The president was asked at the news conference about whether he had considered not making his Tuesday trip to Kenosha to avoid adding to tensions, as requested by the city’s mayor and Wisconsin’s governor, both Democrats.
“No, because Kenosha was something we did a good job on,” Trump said, adding that Gov. Tony Evers eventually agreed to allow the National Guard in. “As soon as he said ‘Yes,’ the problem ended. But I have to see the people that did such a good job for me.”
“It could also increase enthusiasm,” the president said of the upcoming trip
Kyle Rittenhouse, a white 17-year-old, was arrested last week after two people were shot to death during protests in Kenosha over the police shooting of a Black man, Jacob Blake.

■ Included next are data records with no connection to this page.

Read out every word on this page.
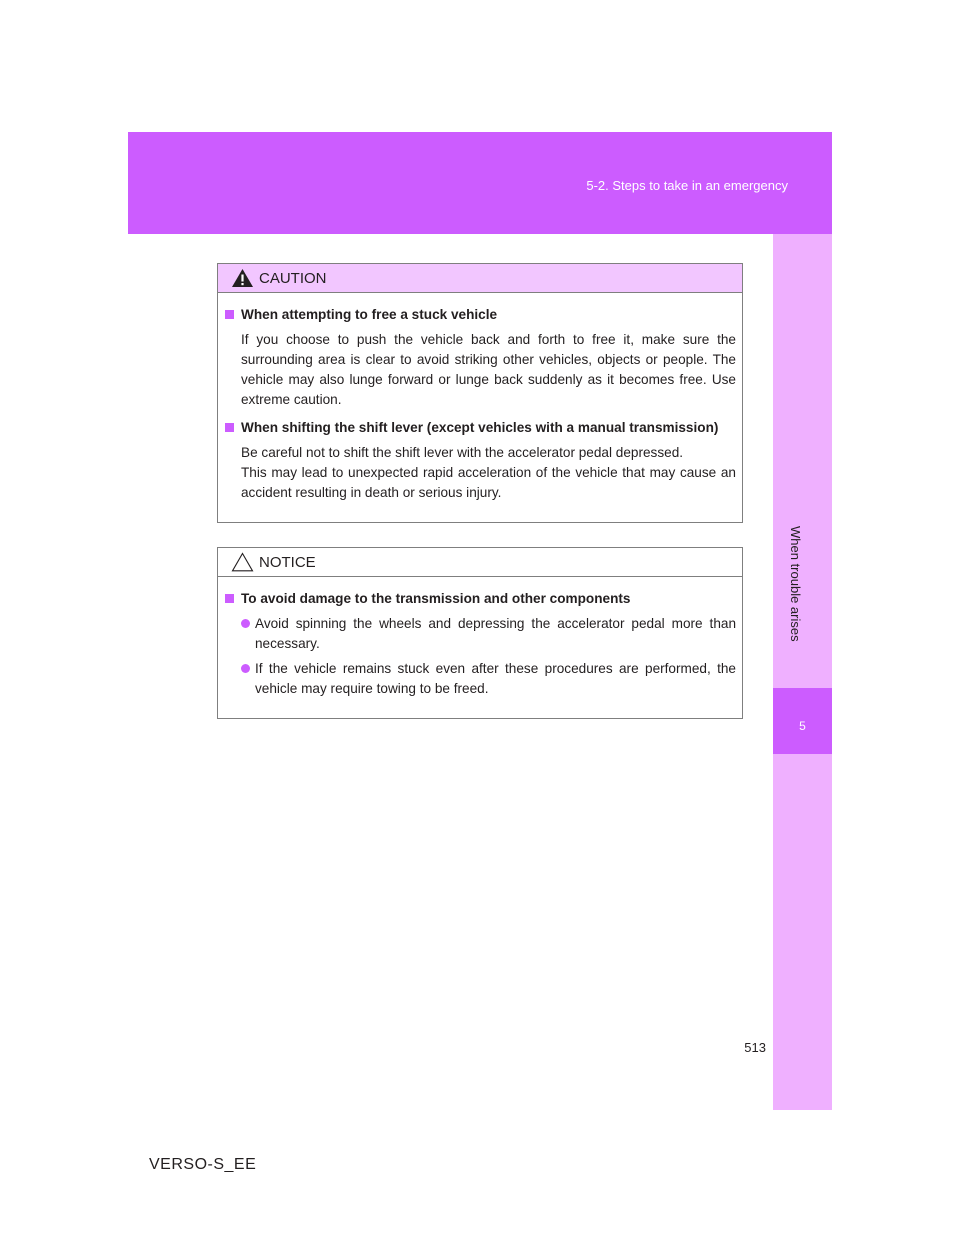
5-2. Steps to take in an emergency
5
When trouble arises
CAUTION
When attempting to free a stuck vehicle
If you choose to push the vehicle back and forth to free it, make sure the surrounding area is clear to avoid striking other vehicles, objects or people. The vehicle may also lunge forward or lunge back suddenly as it becomes free. Use extreme caution.
When shifting the shift lever (except vehicles with a manual transmission)
Be careful not to shift the shift lever with the accelerator pedal depressed.
This may lead to unexpected rapid acceleration of the vehicle that may cause an accident resulting in death or serious injury.
NOTICE
To avoid damage to the transmission and other components
Avoid spinning the wheels and depressing the accelerator pedal more than necessary.
If the vehicle remains stuck even after these procedures are performed, the vehicle may require towing to be freed.
513
VERSO-S_EE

“We’re looking at all of it,” Trump said, while referring to video of the incident involving Rittenhouse. “He was trying to get away from them, I guess, it looks like, and he fell, and then they very violently attacked him.”

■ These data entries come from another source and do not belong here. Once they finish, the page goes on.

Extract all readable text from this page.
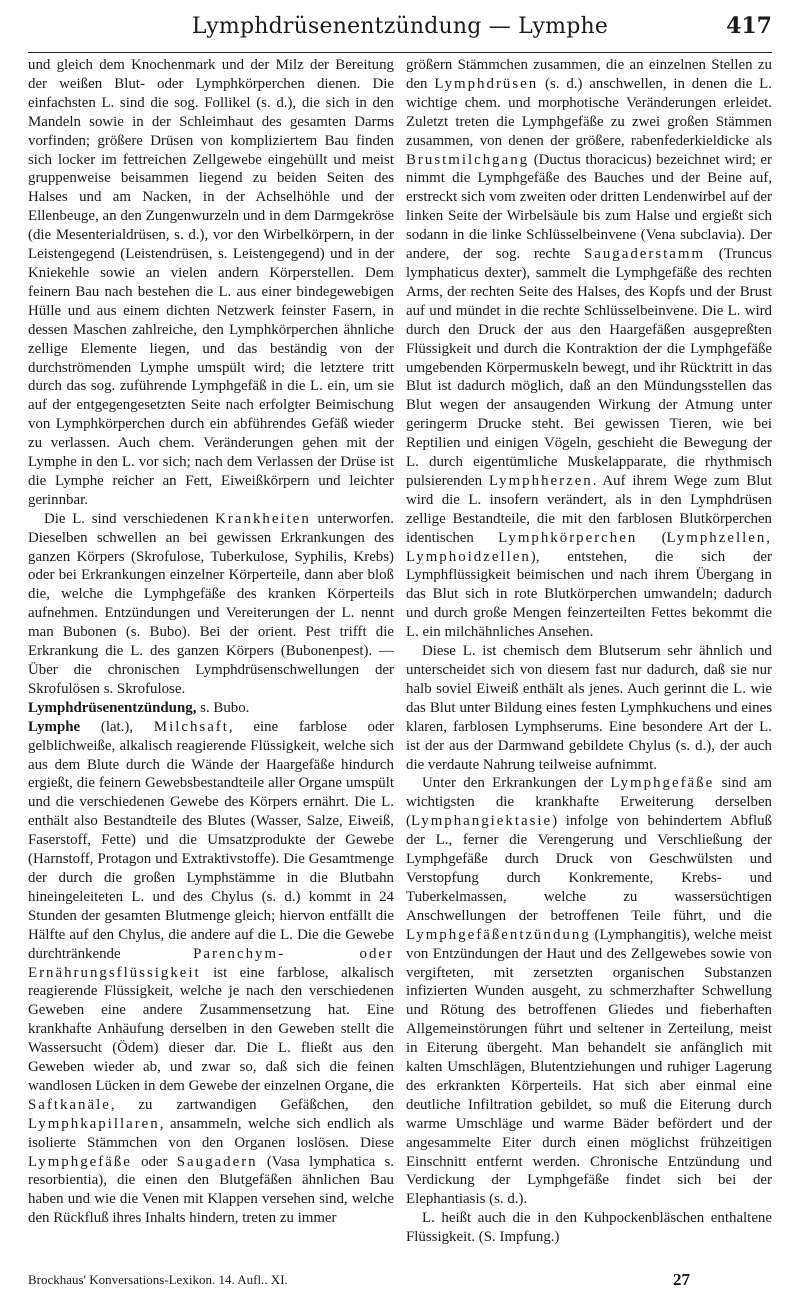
Lymphdrüsenentzündung — Lymphe	417

und gleich dem Knochenmark und der Milz der Bereitung der weißen Blut- oder Lymphkörperchen dienen. Die einfachsten L. sind die sog. Follikel (s. d.), die sich in den Mandeln sowie in der Schleimhaut des gesamten Darms vorfinden; größere Drüsen von kompliziertem Bau finden sich locker im fettreichen Zellgewebe eingehüllt und meist gruppenweise beisammen liegend zu beiden Seiten des Halses und am Nacken, in der Achselhöhle und der Ellenbeuge, an den Zungenwurzeln und in dem Darmgekröse (die Mesenterialdrüsen, s. d.), vor den Wirbelkörpern, in der Leistengegend (Leistendrüsen, s. Leistengegend) und in der Kniekehle sowie an vielen andern Körperstellen. Dem feinern Bau nach bestehen die L. aus einer bindegewebigen Hülle und aus einem dichten Netzwerk feinster Fasern, in dessen Maschen zahlreiche, den Lymphkörperchen ähnliche zellige Elemente liegen, und das beständig von der durchströmenden Lymphe umspült wird; die letztere tritt durch das sog. zuführende Lymphgefäß in die L. ein, um sie auf der entgegengesetzten Seite nach erfolgter Beimischung von Lymphkörperchen durch ein abführendes Gefäß wieder zu verlassen. Auch chem. Veränderungen gehen mit der Lymphe in den L. vor sich; nach dem Verlassen der Drüse ist die Lymphe reicher an Fett, Eiweißkörpern und leichter gerinnbar.

Die L. sind verschiedenen Krankheiten unterworfen. Dieselben schwellen an bei gewissen Erkrankungen des ganzen Körpers (Skrofulose, Tuberkulose, Syphilis, Krebs) oder bei Erkrankungen einzelner Körperteile, dann aber bloß die, welche die Lymphgefäße des kranken Körperteils aufnehmen. Entzündungen und Vereiterungen der L. nennt man Bubonen (s. Bubo). Bei der orient. Pest trifft die Erkrankung die L. des ganzen Körpers (Bubonenpest). — Über die chronischen Lymphdrüsenschwellungen der Skrofulösen s. Skrofulose.

Lymphdrüsenentzündung, s. Bubo.

Lymphe (lat.), Milchsaft, eine farblose oder gelblichweiße, alkalisch reagierende Flüssigkeit, welche sich aus dem Blute durch die Wände der Haargefäße hindurch ergießt, die feinern Gewebsbestandteile aller Organe umspült und die verschiedenen Gewebe des Körpers ernährt. Die L. enthält also Bestandteile des Blutes (Wasser, Salze, Eiweiß, Faserstoff, Fette) und die Umsatzprodukte der Gewebe (Harnstoff, Protagon und Extraktivstoffe). Die Gesamtmenge der durch die großen Lymphstämme in die Blutbahn hineingeleiteten L. und des Chylus (s. d.) kommt in 24 Stunden der gesamten Blutmenge gleich; hiervon entfällt die Hälfte auf den Chylus, die andere auf die L. Die die Gewebe durchtränkende Parenchym- oder Ernährungsflüssigkeit ist eine farblose, alkalisch reagierende Flüssigkeit, welche je nach den verschiedenen Geweben eine andere Zusammensetzung hat. Eine krankhafte Anhäufung derselben in den Geweben stellt die Wassersucht (Ödem) dieser dar. Die L. fließt aus den Geweben wieder ab, und zwar so, daß sich die feinen wandlosen Lücken in dem Gewebe der einzelnen Organe, die Saftkanäle, zu zartwandigen Gefäßchen, den Lymphkapillaren, ansammeln, welche sich endlich als isolierte Stämmchen von den Organen loslösen. Diese Lymphgefäße oder Saugadern (Vasa lymphatica s. resorbientia), die einen den Blutgefäßen ähnlichen Bau haben und wie die Venen mit Klappen versehen sind, welche den Rückfluß ihres Inhalts hindern, treten zu immer

größern Stämmchen zusammen, die an einzelnen Stellen zu den Lymphdrüsen (s. d.) anschwellen, in denen die L. wichtige chem. und morphotische Veränderungen erleidet. Zuletzt treten die Lymphgefäße zu zwei großen Stämmen zusammen, von denen der größere, rabenfederkieldicke als Brustmilchgang (Ductus thoracicus) bezeichnet wird; er nimmt die Lymphgefäße des Bauches und der Beine auf, erstreckt sich vom zweiten oder dritten Lendenwirbel auf der linken Seite der Wirbelsäule bis zum Halse und ergießt sich sodann in die linke Schlüsselbeinvene (Vena subclavia). Der andere, der sog. rechte Saugaderstamm (Truncus lymphaticus dexter), sammelt die Lymphgefäße des rechten Arms, der rechten Seite des Halses, des Kopfs und der Brust auf und mündet in die rechte Schlüsselbeinvene. Die L. wird durch den Druck der aus den Haargefäßen ausgepreßten Flüssigkeit und durch die Kontraktion der die Lymphgefäße umgebenden Körpermuskeln bewegt, und ihr Rücktritt in das Blut ist dadurch möglich, daß an den Mündungsstellen das Blut wegen der ansaugenden Wirkung der Atmung unter geringerm Drucke steht. Bei gewissen Tieren, wie bei Reptilien und einigen Vögeln, geschieht die Bewegung der L. durch eigentümliche Muskelapparate, die rhythmisch pulsierenden Lymphherzen. Auf ihrem Wege zum Blut wird die L. insofern verändert, als in den Lymphdrüsen zellige Bestandteile, die mit den farblosen Blutkörperchen identischen Lymphkörperchen (Lymphzellen, Lymphoidzellen), entstehen, die sich der Lymphflüssigkeit beimischen und nach ihrem Übergang in das Blut sich in rote Blutkörperchen umwandeln; dadurch und durch große Mengen feinzerteilten Fettes bekommt die L. ein milchähnliches Ansehen.

Diese L. ist chemisch dem Blutserum sehr ähnlich und unterscheidet sich von diesem fast nur dadurch, daß sie nur halb soviel Eiweiß enthält als jenes. Auch gerinnt die L. wie das Blut unter Bildung eines festen Lymphkuchens und eines klaren, farblosen Lymphserums. Eine besondere Art der L. ist der aus der Darmwand gebildete Chylus (s. d.), der auch die verdaute Nahrung teilweise aufnimmt.

Unter den Erkrankungen der Lymphgefäße sind am wichtigsten die krankhafte Erweiterung derselben (Lymphangiektasie) infolge von behindertem Abfluß der L., ferner die Verengerung und Verschließung der Lymphgefäße durch Druck von Geschwülsten und Verstopfung durch Konkremente, Krebs- und Tuberkelmassen, welche zu wassersüchtigen Anschwellungen der betroffenen Teile führt, und die Lymphgefäßentzündung (Lymphangitis), welche meist von Entzündungen der Haut und des Zellgewebes sowie von vergifteten, mit zersetzten organischen Substanzen infizierten Wunden ausgeht, zu schmerzhafter Schwellung und Rötung des betroffenen Gliedes und fieberhaften Allgemeinstörungen führt und seltener in Zerteilung, meist in Eiterung übergeht. Man behandelt sie anfänglich mit kalten Umschlägen, Blutentziehungen und ruhiger Lagerung des erkrankten Körperteils. Hat sich aber einmal eine deutliche Infiltration gebildet, so muß die Eiterung durch warme Umschläge und warme Bäder befördert und der angesammelte Eiter durch einen möglichst frühzeitigen Einschnitt entfernt werden. Chronische Entzündung und Verdickung der Lymphgefäße findet sich bei der Elephantiasis (s. d.).

L. heißt auch die in den Kuhpockenbläschen enthaltene Flüssigkeit. (S. Impfung.)

Brockhaus' Konversations-Lexikon. 14. Aufl.. XI.	27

“It’s under investigation,” he added. “He probably would have been killed.”
Trump said he wasn’t planning to speak with the Blake family and had just talked to their pastor, because they wanted a lawyer on the call and he thought that was “inappropriate.”

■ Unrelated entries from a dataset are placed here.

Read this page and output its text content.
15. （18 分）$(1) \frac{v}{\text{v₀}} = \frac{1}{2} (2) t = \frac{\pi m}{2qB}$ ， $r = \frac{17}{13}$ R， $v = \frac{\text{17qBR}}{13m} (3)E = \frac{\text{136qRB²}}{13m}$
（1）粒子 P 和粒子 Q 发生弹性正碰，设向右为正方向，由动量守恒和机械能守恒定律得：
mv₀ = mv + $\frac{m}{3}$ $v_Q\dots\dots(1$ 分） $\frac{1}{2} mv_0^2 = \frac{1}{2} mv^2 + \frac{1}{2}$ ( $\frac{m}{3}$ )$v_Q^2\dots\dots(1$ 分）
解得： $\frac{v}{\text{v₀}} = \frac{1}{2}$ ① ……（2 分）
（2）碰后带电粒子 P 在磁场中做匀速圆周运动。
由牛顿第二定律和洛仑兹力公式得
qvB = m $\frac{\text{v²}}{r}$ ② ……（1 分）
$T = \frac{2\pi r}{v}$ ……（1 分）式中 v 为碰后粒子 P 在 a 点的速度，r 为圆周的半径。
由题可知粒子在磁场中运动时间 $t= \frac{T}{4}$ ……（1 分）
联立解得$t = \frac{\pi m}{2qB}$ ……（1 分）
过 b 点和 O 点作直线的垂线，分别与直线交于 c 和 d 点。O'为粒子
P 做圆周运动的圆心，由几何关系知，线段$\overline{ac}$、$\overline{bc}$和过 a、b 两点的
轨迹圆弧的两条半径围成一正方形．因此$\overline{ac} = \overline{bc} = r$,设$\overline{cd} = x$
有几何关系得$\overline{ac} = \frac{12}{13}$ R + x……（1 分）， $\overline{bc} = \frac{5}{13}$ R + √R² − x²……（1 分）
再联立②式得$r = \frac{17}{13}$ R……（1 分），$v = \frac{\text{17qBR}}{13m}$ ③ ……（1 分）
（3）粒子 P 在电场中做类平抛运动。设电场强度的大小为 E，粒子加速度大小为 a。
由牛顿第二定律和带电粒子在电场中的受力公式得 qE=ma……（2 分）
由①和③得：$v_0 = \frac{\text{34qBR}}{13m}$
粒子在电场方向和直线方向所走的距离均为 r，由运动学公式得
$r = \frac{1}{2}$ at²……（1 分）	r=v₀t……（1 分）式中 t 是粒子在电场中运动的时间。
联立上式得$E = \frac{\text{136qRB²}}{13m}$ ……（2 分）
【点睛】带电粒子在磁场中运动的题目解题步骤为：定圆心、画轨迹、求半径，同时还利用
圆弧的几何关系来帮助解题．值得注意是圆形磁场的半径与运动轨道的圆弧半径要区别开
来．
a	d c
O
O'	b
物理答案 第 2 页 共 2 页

Democratic presidential nominee Joe Biden earlier Monday attacked Trump in a speech in Pittsburgh as “a president who fans the flames, rather than fighting the flames.” Trump is slated to make his own trip to Pennsylvania on Thursday, as he campaigns in Latrobe.
During his news conference on Monday, Trump also noted that the Dow Jones Industrial Average notched its biggest August gain in 36 years. The main stock gauges finished mostly with losses on Monday, but the Dow industrials DJIA, -0.78% still achieved an advance of 7.6% for the month.
“That’s very impressive,” he said. “So people are very happy with their 401(k)s and with the stocks that they have.”
In a RealClearPolitics average of polls as of Monday, Biden is leading the Republican incumbent by 2.7 percentage points in top battleground states that are likely to decide the November election, down from his 6.3-point edge a month ago. Betting markets give Biden just a 51% chance of winning, down from 61%, according to a separate RCP average.